Recently, buying physical gold has become trendy, especially with Costco stocking gold bars, and it is gaining a lot of attention on social media. I read that it’s one of Costco’s hottest sellers and they can’t keep it in stock.
This got me thinking, those buying gold signs you see often offer around 50-70% of the spot price. This is similar to large collectibles markets like sports cards, non-sports trading cards, and comic books, where dealers pay less than market value to ensure a profit margin.
So, does this make physical gold bars a poor investment? While you might try to sell them at near-market prices, finding a buyer without a known reputation can be challenging. It seems you’re already losing at least 25-30% right from the start. Even if you use a well-known platform to sell on your behalf, you’re still facing 15-20% fees.
The only places offering 50-70% of the spot price are typically those buying gold jewelry, which is often stolen. Any reputable coin shop or pawn shop will pay at or near the spot price for gold.
The premium they charge is how they turn a profit.
The coin store pays spot price for a gold Buffalo—let’s use $2500 as an example.
They take a premium, often between 5% and 6% of the coin’s worth more like 10% to 20% for silver when they sell it to the buyer. Thus, they will sell the coin to someone for roughly $2600 if they come in while the spot is roughly the same.

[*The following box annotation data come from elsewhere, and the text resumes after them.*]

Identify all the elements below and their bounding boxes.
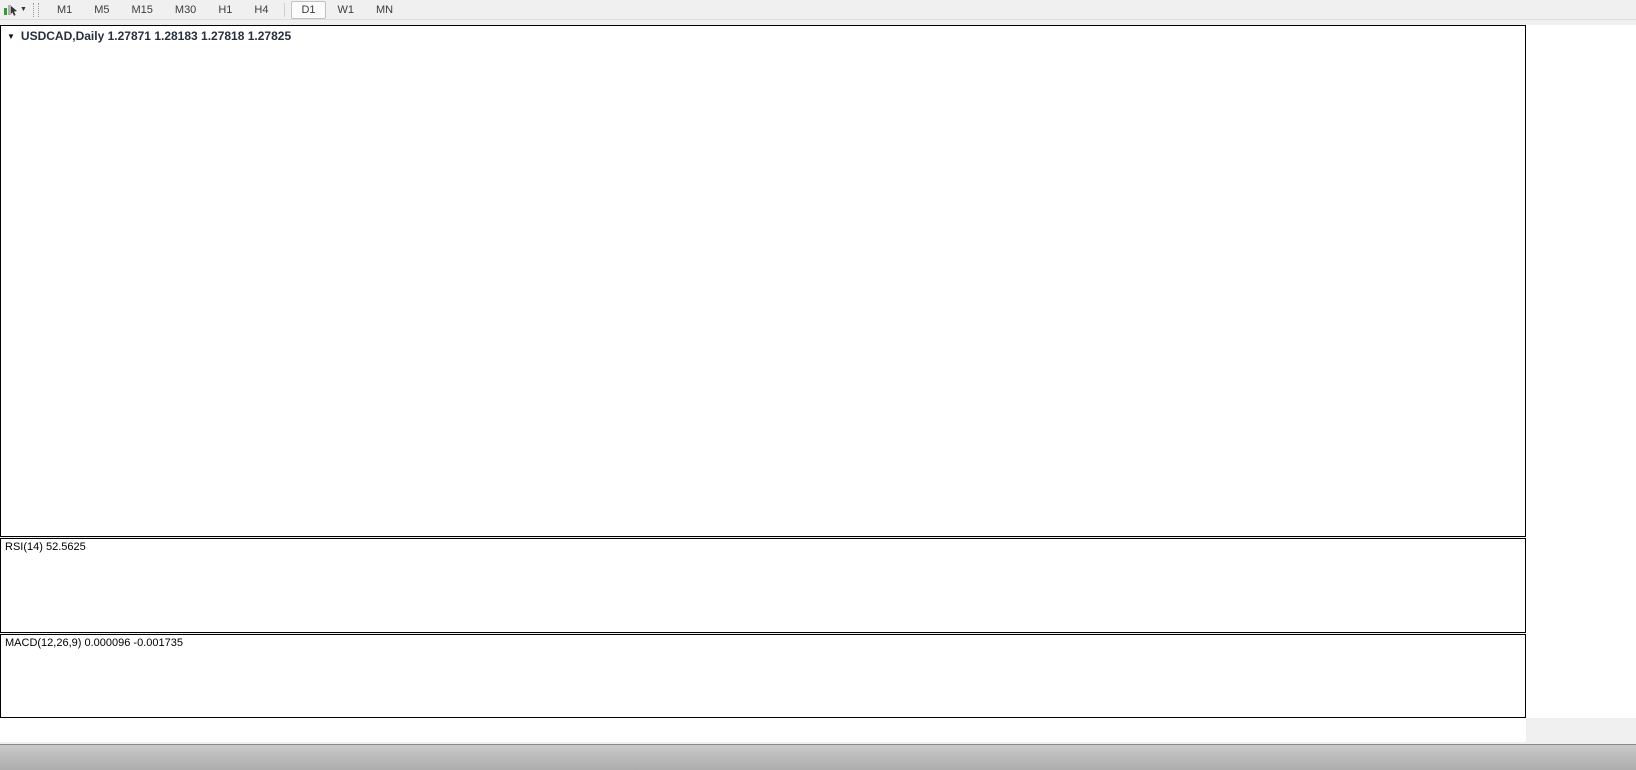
chart-title-text: USDCAD,Daily 1.27871 1.28183 1.27818 1.2… [20,29,292,43]
date-axis[interactable] [0,718,1526,742]
chart-title: ▼ USDCAD,Daily 1.27871 1.28183 1.27818 1… [7,29,291,43]
macd-pane[interactable]: MACD(12,26,9) 0.000096 -0.001735 [0,634,1526,718]
timeframe-button-m5[interactable]: M5 [84,1,119,19]
macd-chart-svg [1,635,1525,717]
rsi-pane[interactable]: RSI(14) 52.5625 [0,538,1526,633]
toolbar: ▼ M1 M5 M15 M30 H1 H4 D1 W1 MN [0,0,1636,20]
timeframe-button-h4[interactable]: H4 [244,1,278,19]
timeframe-button-h1[interactable]: H1 [208,1,242,19]
chart-tabs-bar [0,744,1636,770]
macd-label: MACD(12,26,9) 0.000096 -0.001735 [5,637,183,649]
rsi-chart-svg [1,539,1525,632]
chart-cursor-icon[interactable] [1,2,19,18]
timeframe-button-m30[interactable]: M30 [165,1,206,19]
timeframe-button-w1[interactable]: W1 [328,1,365,19]
rsi-label: RSI(14) 52.5625 [5,541,86,553]
mt4-window: ▼ M1 M5 M15 M30 H1 H4 D1 W1 MN ▼ USDCAD,Daily 1.… [0,0,1636,770]
timeframe-button-m1[interactable]: M1 [47,1,82,19]
chart-title-dropdown-icon[interactable]: ▼ [7,32,15,41]
candlestick-chart-svg [1,26,1525,536]
timeframe-button-d1[interactable]: D1 [291,0,326,19]
timeframe-button-m15[interactable]: M15 [122,1,163,19]
toolbar-drag-grip[interactable] [32,2,39,17]
price-axis[interactable] [1526,25,1636,718]
tool-dropdown-arrow-icon[interactable]: ▼ [20,6,27,13]
timeframe-button-mn[interactable]: MN [366,1,403,19]
main-chart-pane[interactable]: ▼ USDCAD,Daily 1.27871 1.28183 1.27818 1… [0,25,1526,537]
toolbar-separator [284,2,286,17]
timeframe-buttons: M1 M5 M15 M30 H1 H4 D1 W1 MN [46,0,404,19]
chart-cursor-glyph [3,5,17,16]
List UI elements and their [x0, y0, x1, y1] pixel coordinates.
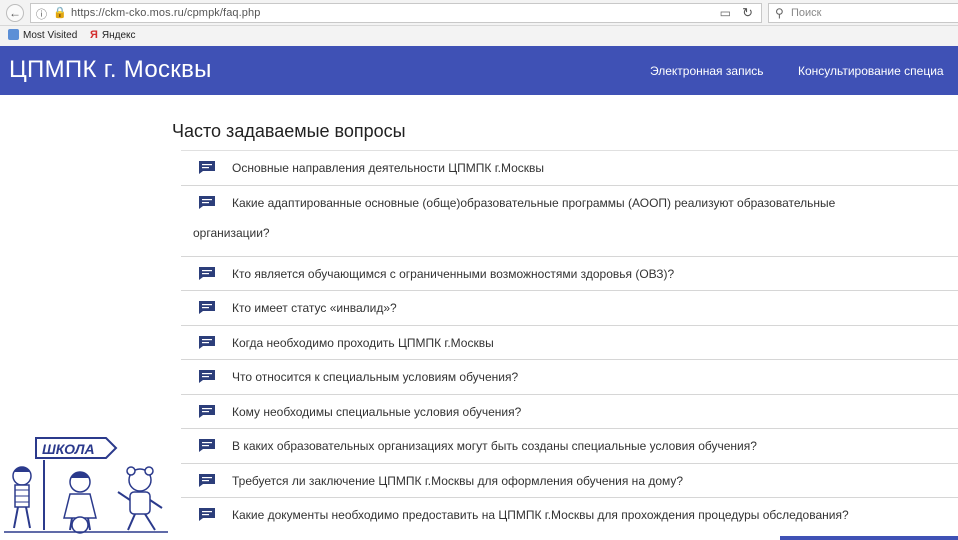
bookmark-label: Яндекс: [101, 30, 136, 41]
faq-list: Основные направления деятельности ЦПМПК …: [181, 150, 958, 533]
search-placeholder: Поиск: [791, 7, 822, 19]
chat-bubble-icon: [199, 161, 215, 174]
faq-question[interactable]: Кто является обучающимся с ограниченными…: [232, 257, 932, 291]
chat-bubble-icon: [199, 335, 215, 349]
faq-item[interactable]: Какие адаптированные основные (обще)обра…: [181, 186, 958, 257]
yandex-icon: Я: [90, 29, 98, 41]
faq-item[interactable]: Какие документы необходимо предоставить …: [181, 498, 958, 533]
search-input[interactable]: ⚲ Поиск: [768, 3, 958, 23]
faq-question[interactable]: Какие документы необходимо предоставить …: [232, 498, 932, 532]
faq-item[interactable]: В каких образовательных организациях мог…: [181, 429, 958, 464]
faq-item[interactable]: Кто имеет статус «инвалид»?: [181, 291, 958, 326]
reload-icon[interactable]: ↻: [742, 5, 753, 21]
faq-question[interactable]: Какие адаптированные основные (обще)обра…: [232, 186, 932, 220]
back-arrow-icon[interactable]: ←: [6, 4, 24, 22]
faq-item[interactable]: Основные направления деятельности ЦПМПК …: [181, 151, 958, 186]
faq-item[interactable]: Что относится к специальным условиям обу…: [181, 360, 958, 395]
chat-bubble-icon: [199, 301, 215, 314]
chat-bubble-icon: [199, 508, 215, 521]
browser-toolbar: ← ⓘ 🔒 https://ckm-cko.mos.ru/cpmpk/faq.p…: [0, 0, 958, 26]
chat-bubble-icon: [199, 404, 215, 418]
site-header: ЦПМПК г. Москвы Электронная запись Консу…: [0, 46, 958, 95]
faq-question[interactable]: Кому необходимы специальные условия обуч…: [232, 395, 932, 429]
page-title: Часто задаваемые вопросы: [172, 121, 406, 141]
sign-text: ШКОЛА: [42, 441, 95, 457]
search-icon: ⚲: [775, 6, 784, 20]
faq-item[interactable]: Кто является обучающимся с ограниченными…: [181, 257, 958, 291]
faq-question[interactable]: Когда необходимо проходить ЦПМПК г.Москв…: [232, 326, 932, 360]
faq-item[interactable]: Кому необходимы специальные условия обуч…: [181, 395, 958, 429]
info-icon[interactable]: ⓘ: [36, 6, 47, 22]
faq-item[interactable]: Требуется ли заключение ЦПМПК г.Москвы д…: [181, 464, 958, 498]
faq-question[interactable]: В каких образовательных организациях мог…: [232, 429, 932, 463]
address-bar[interactable]: ⓘ 🔒 https://ckm-cko.mos.ru/cpmpk/faq.php…: [30, 3, 762, 23]
bookmark-most-visited[interactable]: Most Visited: [8, 29, 77, 41]
school-children-illustration: ШКОЛА: [4, 437, 168, 534]
faq-question[interactable]: Основные направления деятельности ЦПМПК …: [232, 151, 932, 185]
faq-question[interactable]: Кто имеет статус «инвалид»?: [232, 291, 932, 325]
url-text[interactable]: https://ckm-cko.mos.ru/cpmpk/faq.php: [71, 7, 260, 19]
chat-bubble-icon: [199, 473, 215, 487]
chat-bubble-icon: [199, 370, 215, 383]
chat-bubble-icon: [199, 266, 215, 280]
chat-bubble-icon: [199, 195, 215, 209]
site-title[interactable]: ЦПМПК г. Москвы: [9, 56, 212, 84]
faq-question-continuation[interactable]: организации?: [193, 216, 270, 250]
footer-accent-bar: [780, 536, 958, 540]
lock-icon: 🔒: [53, 7, 67, 19]
most-visited-icon: [8, 29, 19, 40]
faq-question[interactable]: Что относится к специальным условиям обу…: [232, 360, 932, 394]
faq-question[interactable]: Требуется ли заключение ЦПМПК г.Москвы д…: [232, 464, 932, 498]
bookmark-label: Most Visited: [23, 30, 78, 41]
bookmark-yandex[interactable]: Я Яндекс: [90, 29, 136, 41]
bookmarks-bar: Most Visited Я Яндекс: [0, 26, 958, 46]
chat-bubble-icon: [199, 439, 215, 452]
nav-electronic-booking[interactable]: Электронная запись: [650, 64, 764, 78]
reader-view-icon[interactable]: ▭: [720, 6, 731, 20]
faq-item[interactable]: Когда необходимо проходить ЦПМПК г.Москв…: [181, 326, 958, 360]
nav-consulting[interactable]: Консультирование специа: [798, 64, 944, 78]
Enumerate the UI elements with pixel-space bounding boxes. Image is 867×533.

Due to the higher premium that coins command over bullion, they frequently pay spot for coins but less than spot for rounds or bars.
When you buy, you always wind up paying more than spot and get less when you sell. It’s how they generate revenue.
It’s not the wisest option when making an investment. Where will you discard your ten ounces today? Who is making the purchase? If someone just purchases one or two ounces, are you still going around the town to sell it?
You don’t purchase gold to make fast money. For that, you play alternatives.